The gas infrastructure includes pipelines, LNG terminals and city gas distribution (CGD) networks. At present, gas accounts for six percent in the country’s total energy mix.
The government is ushering a gas-based economy by increasing the share of natural gas in primary energy mix from 6.2 percent to 15 percent by year 2030.
The country’s first automated national-level gas trading platform was launched in June 2020 to promote and sustain an efficient and robust gas market and foster gas trading in the country.
The coverage of CGD projects is being expanded to 232 geographical areas spread over 400 districts, with potential to cover about 53 percent of the country’s geography and 70 percent of population.
The Centre is adopting clean mobility solutions with greater use of liquefied natural gas (LNG) as a transportation fuel, including long haul trucking. It plans to open 1,000 LNG fuel stations across the country and on the same footstepsthe foundation stone for the nation’s first 50 LNG fuel stations was laid in November 2020.
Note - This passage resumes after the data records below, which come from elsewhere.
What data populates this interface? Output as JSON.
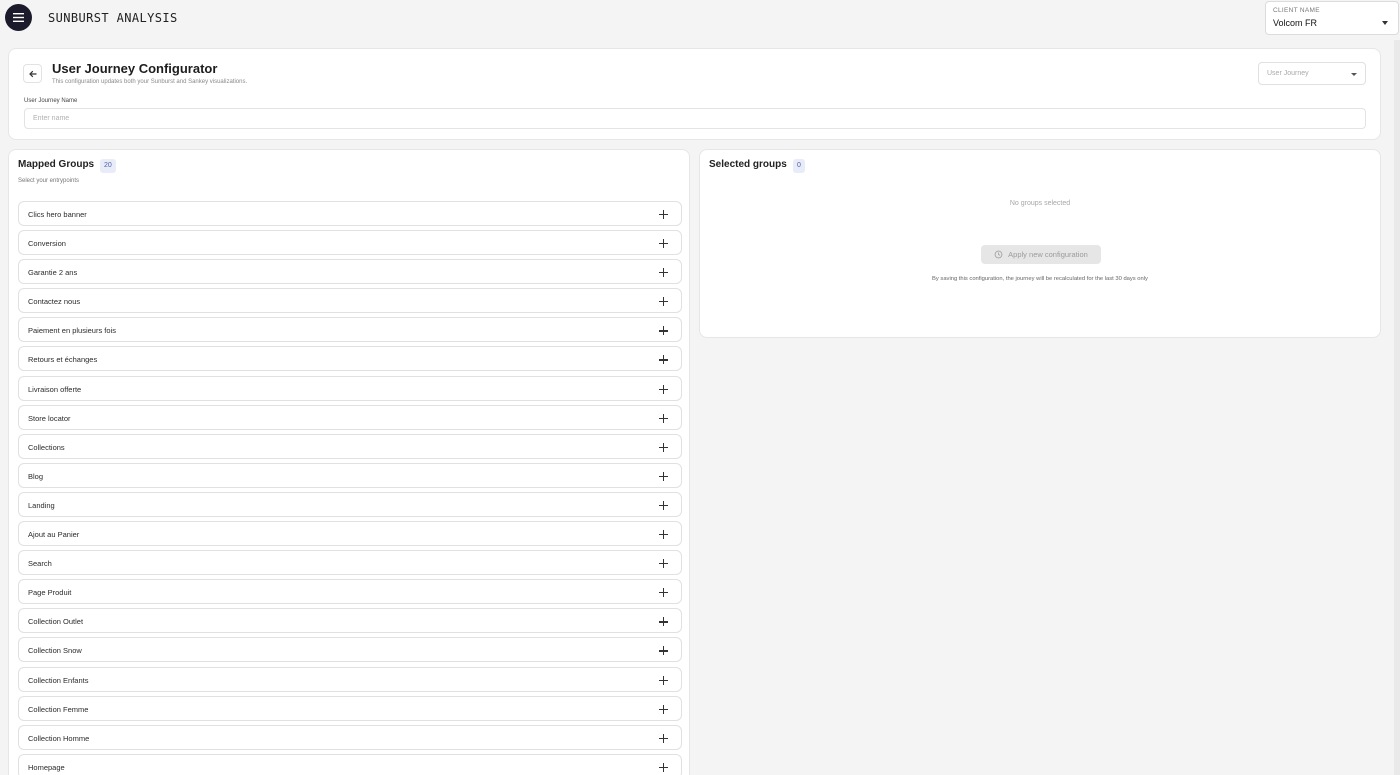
{
  "app": {
    "title": "SUNBURST ANALYSIS"
  },
  "client": {
    "label": "CLIENT NAME",
    "value": "Volcom FR"
  },
  "configurator": {
    "title": "User Journey Configurator",
    "subtitle": "This configuration updates both your Sunburst and Sankey visualizations.",
    "journey_select_placeholder": "User Journey",
    "name_label": "User Journey Name",
    "name_placeholder": "Enter name",
    "name_value": ""
  },
  "mapped": {
    "title": "Mapped Groups",
    "count": "20",
    "subtitle": "Select your entrypoints",
    "groups": [
      "Clics hero banner",
      "Conversion",
      "Garantie 2 ans",
      "Contactez nous",
      "Paiement en plusieurs fois",
      "Retours et échanges",
      "Livraison offerte",
      "Store locator",
      "Collections",
      "Blog",
      "Landing",
      "Ajout au Panier",
      "Search",
      "Page Produit",
      "Collection Outlet",
      "Collection Snow",
      "Collection Enfants",
      "Collection Femme",
      "Collection Homme",
      "Homepage"
    ]
  },
  "selected": {
    "title": "Selected groups",
    "count": "0",
    "empty_text": "No groups selected",
    "apply_label": "Apply new configuration",
    "note": "By saving this configuration, the journey will be recalculated for the last 30 days only"
  },
  "icons": {
    "menu": "menu-icon",
    "back": "arrow-left-icon",
    "add": "plus-icon",
    "apply": "history-icon",
    "dropdown": "caret-down-icon"
  }
}
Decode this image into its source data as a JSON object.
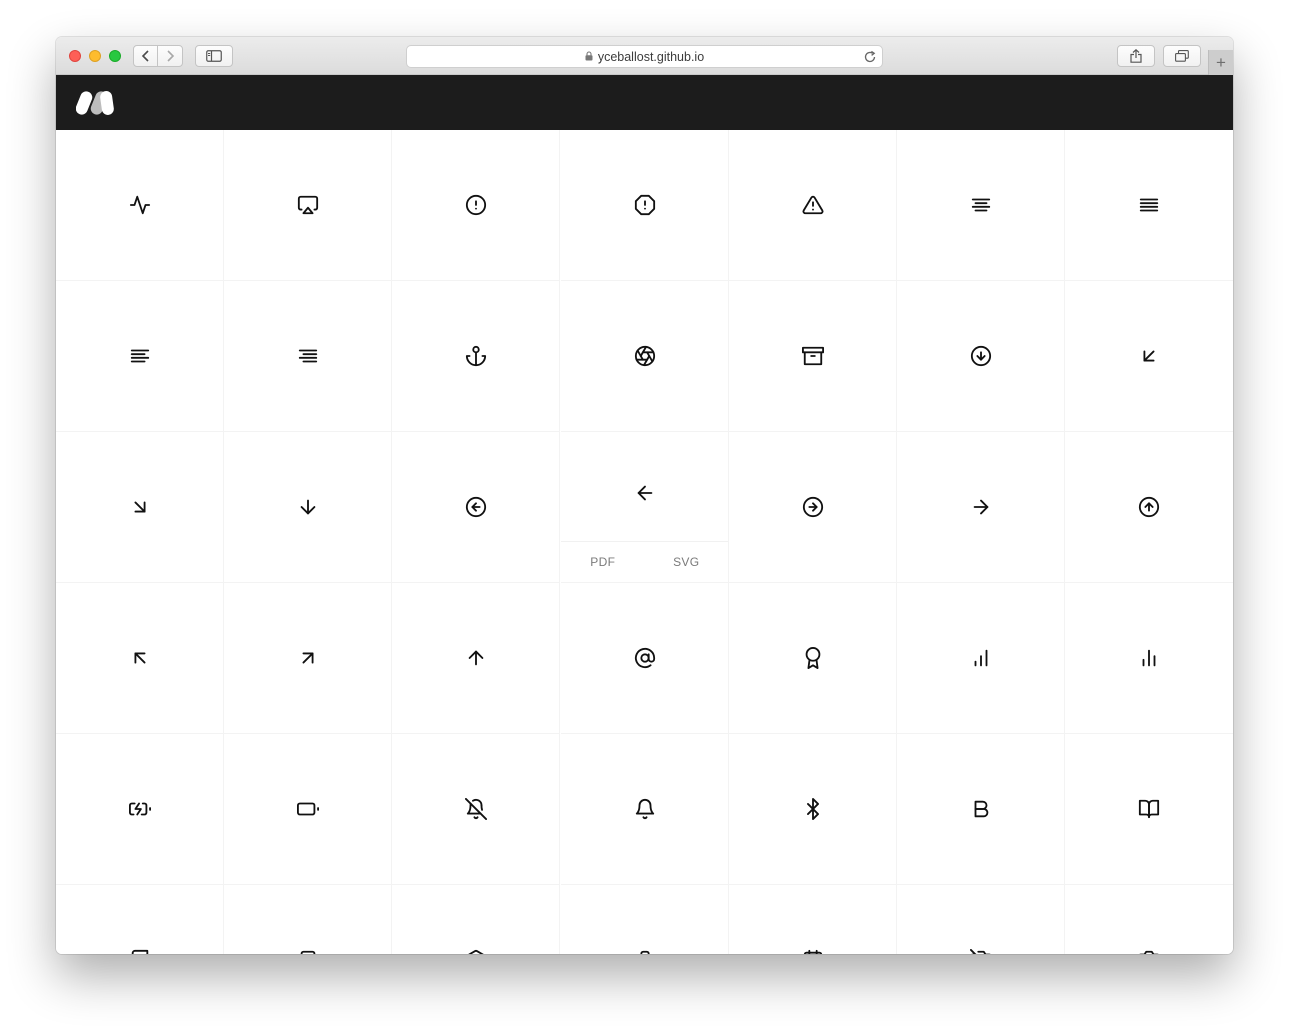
{
  "browser": {
    "url": "yceballost.github.io",
    "new_tab_label": "+",
    "toolbar_icons": [
      "back-icon",
      "forward-icon",
      "sidebar-icon",
      "share-icon",
      "tabs-icon",
      "lock-icon",
      "reload-icon"
    ]
  },
  "site": {
    "logo_icon": "logo-icon",
    "header_color": "#1c1c1c"
  },
  "icon_grid": {
    "hovered_icon": "arrow-left",
    "download_links": [
      "PDF",
      "SVG"
    ],
    "icons": [
      "activity",
      "airplay",
      "alert-circle",
      "alert-octagon",
      "alert-triangle",
      "align-center",
      "align-justify",
      "align-left",
      "align-right",
      "anchor",
      "aperture",
      "archive",
      "arrow-down-circle",
      "arrow-down-left",
      "arrow-down-right",
      "arrow-down",
      "arrow-left-circle",
      "arrow-left",
      "arrow-right-circle",
      "arrow-right",
      "arrow-up-circle",
      "arrow-up-left",
      "arrow-up-right",
      "arrow-up",
      "at-sign",
      "award",
      "bar-chart",
      "bar-chart-2",
      "battery-charging",
      "battery",
      "bell-off",
      "bell",
      "bluetooth",
      "bold",
      "book-open",
      "book",
      "bookmark",
      "box",
      "briefcase",
      "calendar",
      "camera-off",
      "camera"
    ]
  }
}
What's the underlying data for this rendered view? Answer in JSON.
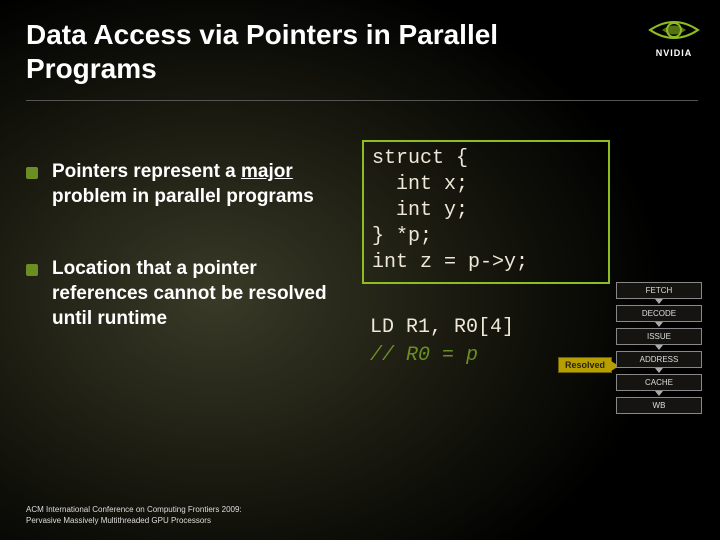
{
  "title": "Data Access via Pointers in Parallel Programs",
  "brand": "NVIDIA",
  "bullets": [
    {
      "pre": "Pointers represent a ",
      "under": "major",
      "post": " problem in parallel programs"
    },
    {
      "pre": "",
      "under": "",
      "post": "Location that a pointer references cannot be resolved until runtime"
    }
  ],
  "code": {
    "l1": "struct {",
    "l2": "  int x;",
    "l3": "  int y;",
    "l4": "} *p;",
    "l5": "int z = p->y;"
  },
  "asm": {
    "line": "LD R1, R0[4]",
    "comment": "   // R0 = p"
  },
  "pipeline": [
    "FETCH",
    "DECODE",
    "ISSUE",
    "ADDRESS",
    "CACHE",
    "WB"
  ],
  "resolved_label": "Resolved",
  "footer": {
    "l1": "ACM International Conference on Computing Frontiers 2009:",
    "l2": "Pervasive Massively Multithreaded GPU Processors"
  }
}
India has achieved the milestone of completely filling all the strategic petroleum reserves with a total capacity of 5.33 million tonne constructed at Visakhapatnam (Andhra Pradesh), Mangaluru (Karnataka) and Padur (Kerala) in 2020.
The Centre has initiated the process of establishing another 6.5 million tonne commercial-cum-strategic petroleum storage facilities at Chandikol (Odisha) and Padur, under the public-private partnership (PPP) model.